Ma c’è dell’altro: la mossa non è un’apertura incondizionata, da parte di chi sia costretto a cedere a un avversario più forte. Infatti nello stesso comunicato del ministero del commercio si dettano condizioni, chiarendo che se gli Stati Uniti volessero davvero dialogare, dovrebbero «dimostrare sincerità affrontando le proprie pratiche scorrette» e «intraprendere azioni concrete», tra cui la rimozione di tutti i dazi unilaterali imposti alla Cina. In caso contrario - ha aggiunto il ministero - «gli Stati Uniti dimostrerebbero solo la loro totale mancanza di sincerità e minerebbero ulteriormente la fiducia reciproca». E, conclude, «dire una cosa mentre ne fa un’altra, o persino usare i colloqui come copertura per coercizione ed estorsione: la Cina non lo accetterà».
Chi la dura la vince
Del resto non soltanto il Fondo monetario internazionale ha stimato per il 2025 un impatto dei dazi più pesante per il Pil degli Stati Uniti (che perderebbe lo 0,9 per cento) rispetto a quello della Cina (che diminuirebbe dello 0,6 per cento). Le ripercussioni delle tariffe negli States inizieranno a farsi sentire da oggi, sabato 3 maggio. Alla mezzanotte scade l’esenzione “de minimis” sui pacchi fino a 800 dollari di valore (l’80 per cento del commercio elettronico dalla Cina agli Usa) cancellata da Trump.
I prezzi dei prodotti venduti negli Stati Uniti dai giganti Shein e Temu stanno già raddoppiando, in alcuni casi quadruplicando. E il costo della guerra commerciale viene “scaricato” sui consumatori meno abbienti. Secondo una ricerca delle università Ucla e Yale, circa il 48 per cento dei pacchi “de minimis” è stato finora spedito nei codici postali più poveri degli Stati Uniti, mentre solo il 22 per cento è stato consegnato in quelli più ricchi.
A detta di Dan Wang, direttore per la Cina dell'Eurasia Group, l’“apertura” arrivata da Pechino non segnala alcun cambiamento sostanziale. Questo perché, pretendendo come condicio sine qua non per avviare una trattativa sul commercio bilaterale la completa rimozione dei dazi unilaterali statunitensi, Pechino ha di fatto rimandato la palla nel campo di Washington.

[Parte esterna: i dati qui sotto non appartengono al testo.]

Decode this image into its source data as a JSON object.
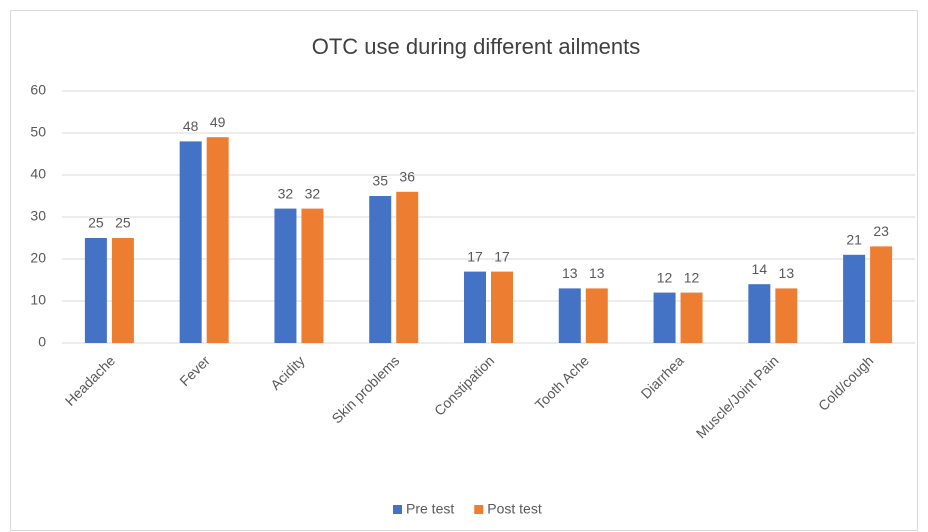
{
  "chart_data": {
    "type": "bar",
    "title": "OTC use during different ailments",
    "categories": [
      "Headache",
      "Fever",
      "Acidity",
      "Skin problems",
      "Constipation",
      "Tooth Ache",
      "Diarrhea",
      "Muscle/Joint Pain",
      "Cold/cough"
    ],
    "series": [
      {
        "name": "Pre test",
        "color": "#4472c4",
        "values": [
          25,
          48,
          32,
          35,
          17,
          13,
          12,
          14,
          21
        ]
      },
      {
        "name": "Post test",
        "color": "#ed7d31",
        "values": [
          25,
          49,
          32,
          36,
          17,
          13,
          12,
          13,
          23
        ]
      }
    ],
    "ylim": [
      0,
      60
    ],
    "yticks": [
      0,
      10,
      20,
      30,
      40,
      50,
      60
    ],
    "grid": true,
    "legend": "bottom"
  }
}
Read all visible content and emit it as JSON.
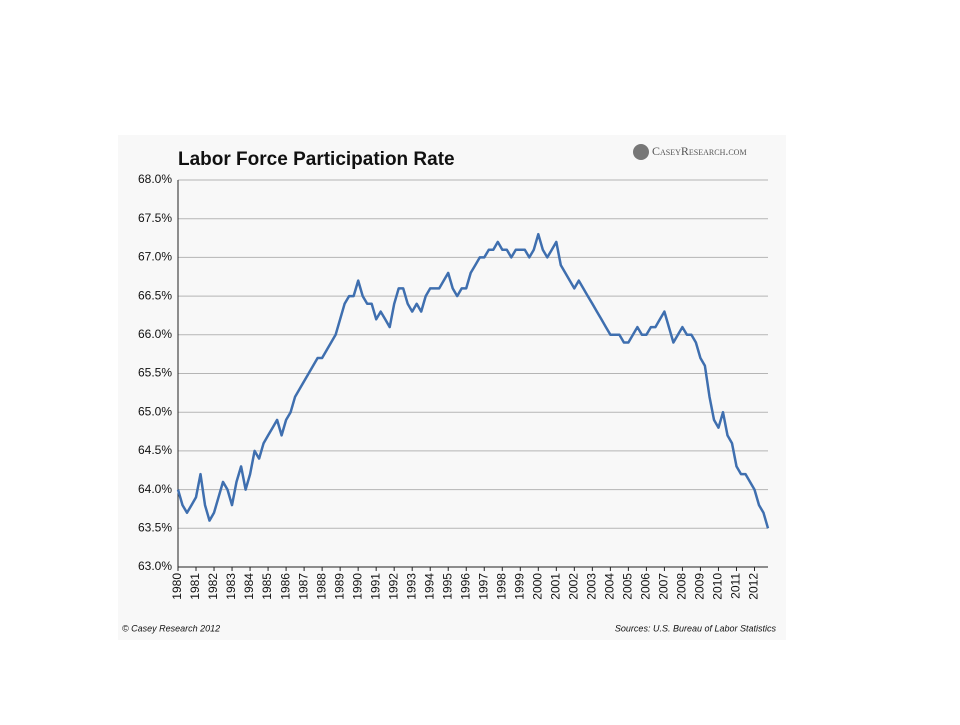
{
  "chart_data": {
    "type": "line",
    "title": "Labor Force Participation Rate",
    "logo": "CaseyResearch.com",
    "footnote": "© Casey Research 2012",
    "source": "Sources:  U.S. Bureau of Labor Statistics",
    "color": "#3f6faf",
    "grid": true,
    "xlim": [
      1980,
      2012.75
    ],
    "xticks": [
      1980,
      1981,
      1982,
      1983,
      1984,
      1985,
      1986,
      1987,
      1988,
      1989,
      1990,
      1991,
      1992,
      1993,
      1994,
      1995,
      1996,
      1997,
      1998,
      1999,
      2000,
      2001,
      2002,
      2003,
      2004,
      2005,
      2006,
      2007,
      2008,
      2009,
      2010,
      2011,
      2012
    ],
    "ylim": [
      63,
      68
    ],
    "yticks": [
      {
        "value": 63,
        "label": "63.0%"
      },
      {
        "value": 63.5,
        "label": "63.5%"
      },
      {
        "value": 64,
        "label": "64.0%"
      },
      {
        "value": 64.5,
        "label": "64.5%"
      },
      {
        "value": 65,
        "label": "65.0%"
      },
      {
        "value": 65.5,
        "label": "65.5%"
      },
      {
        "value": 66,
        "label": "66.0%"
      },
      {
        "value": 66.5,
        "label": "66.5%"
      },
      {
        "value": 67,
        "label": "67.0%"
      },
      {
        "value": 67.5,
        "label": "67.5%"
      },
      {
        "value": 68,
        "label": "68.0%"
      }
    ],
    "x": [
      1980,
      1980.25,
      1980.5,
      1980.75,
      1981,
      1981.25,
      1981.5,
      1981.75,
      1982,
      1982.25,
      1982.5,
      1982.75,
      1983,
      1983.25,
      1983.5,
      1983.75,
      1984,
      1984.25,
      1984.5,
      1984.75,
      1985,
      1985.25,
      1985.5,
      1985.75,
      1986,
      1986.25,
      1986.5,
      1986.75,
      1987,
      1987.25,
      1987.5,
      1987.75,
      1988,
      1988.25,
      1988.5,
      1988.75,
      1989,
      1989.25,
      1989.5,
      1989.75,
      1990,
      1990.25,
      1990.5,
      1990.75,
      1991,
      1991.25,
      1991.5,
      1991.75,
      1992,
      1992.25,
      1992.5,
      1992.75,
      1993,
      1993.25,
      1993.5,
      1993.75,
      1994,
      1994.25,
      1994.5,
      1994.75,
      1995,
      1995.25,
      1995.5,
      1995.75,
      1996,
      1996.25,
      1996.5,
      1996.75,
      1997,
      1997.25,
      1997.5,
      1997.75,
      1998,
      1998.25,
      1998.5,
      1998.75,
      1999,
      1999.25,
      1999.5,
      1999.75,
      2000,
      2000.25,
      2000.5,
      2000.75,
      2001,
      2001.25,
      2001.5,
      2001.75,
      2002,
      2002.25,
      2002.5,
      2002.75,
      2003,
      2003.25,
      2003.5,
      2003.75,
      2004,
      2004.25,
      2004.5,
      2004.75,
      2005,
      2005.25,
      2005.5,
      2005.75,
      2006,
      2006.25,
      2006.5,
      2006.75,
      2007,
      2007.25,
      2007.5,
      2007.75,
      2008,
      2008.25,
      2008.5,
      2008.75,
      2009,
      2009.25,
      2009.5,
      2009.75,
      2010,
      2010.25,
      2010.5,
      2010.75,
      2011,
      2011.25,
      2011.5,
      2011.75,
      2012,
      2012.25,
      2012.5,
      2012.75
    ],
    "values": [
      64.0,
      63.8,
      63.7,
      63.8,
      63.9,
      64.2,
      63.8,
      63.6,
      63.7,
      63.9,
      64.1,
      64.0,
      63.8,
      64.1,
      64.3,
      64.0,
      64.2,
      64.5,
      64.4,
      64.6,
      64.7,
      64.8,
      64.9,
      64.7,
      64.9,
      65.0,
      65.2,
      65.3,
      65.4,
      65.5,
      65.6,
      65.7,
      65.7,
      65.8,
      65.9,
      66.0,
      66.2,
      66.4,
      66.5,
      66.5,
      66.7,
      66.5,
      66.4,
      66.4,
      66.2,
      66.3,
      66.2,
      66.1,
      66.4,
      66.6,
      66.6,
      66.4,
      66.3,
      66.4,
      66.3,
      66.5,
      66.6,
      66.6,
      66.6,
      66.7,
      66.8,
      66.6,
      66.5,
      66.6,
      66.6,
      66.8,
      66.9,
      67.0,
      67.0,
      67.1,
      67.1,
      67.2,
      67.1,
      67.1,
      67.0,
      67.1,
      67.1,
      67.1,
      67.0,
      67.1,
      67.3,
      67.1,
      67.0,
      67.1,
      67.2,
      66.9,
      66.8,
      66.7,
      66.6,
      66.7,
      66.6,
      66.5,
      66.4,
      66.3,
      66.2,
      66.1,
      66.0,
      66.0,
      66.0,
      65.9,
      65.9,
      66.0,
      66.1,
      66.0,
      66.0,
      66.1,
      66.1,
      66.2,
      66.3,
      66.1,
      65.9,
      66.0,
      66.1,
      66.0,
      66.0,
      65.9,
      65.7,
      65.6,
      65.2,
      64.9,
      64.8,
      65.0,
      64.7,
      64.6,
      64.3,
      64.2,
      64.2,
      64.1,
      64.0,
      63.8,
      63.7,
      63.5
    ]
  }
}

L’amministrazione Xi può permetterselo, perché di fronte a quello che definisce il “bullismo” di Trump il regime e l’opinione pubblica si sono compattati, e uscite come quella
del vice presidente JD Vance sui «contadini cinesi dai quali prendiamo in prestito denaro e acquistiamo prodotti di ogni genere» hanno contribuito a fomentare l’orgoglio patriottico. Mentre su Trump si intensificheranno le pressioni per rivedere la sua politica tariffaria, da quelle delle corporation Usa e di Wall Street, a quelle delle istituzioni finanziarie internazionali.E, in attesa che Tariff Man abbandoni la sua incendiaria retorica anti-Cina e trattando con Pechino da pari a pari, sulla scena globale la Cina può capitalizzare lo scontro con Trump presentandosi all’occidente come difensore del commercio internazionale basato sulle regole e diffondendo nel Sud globale il messaggio che gli Stati Uniti sono un “bullo” di cui non ci si può fidare.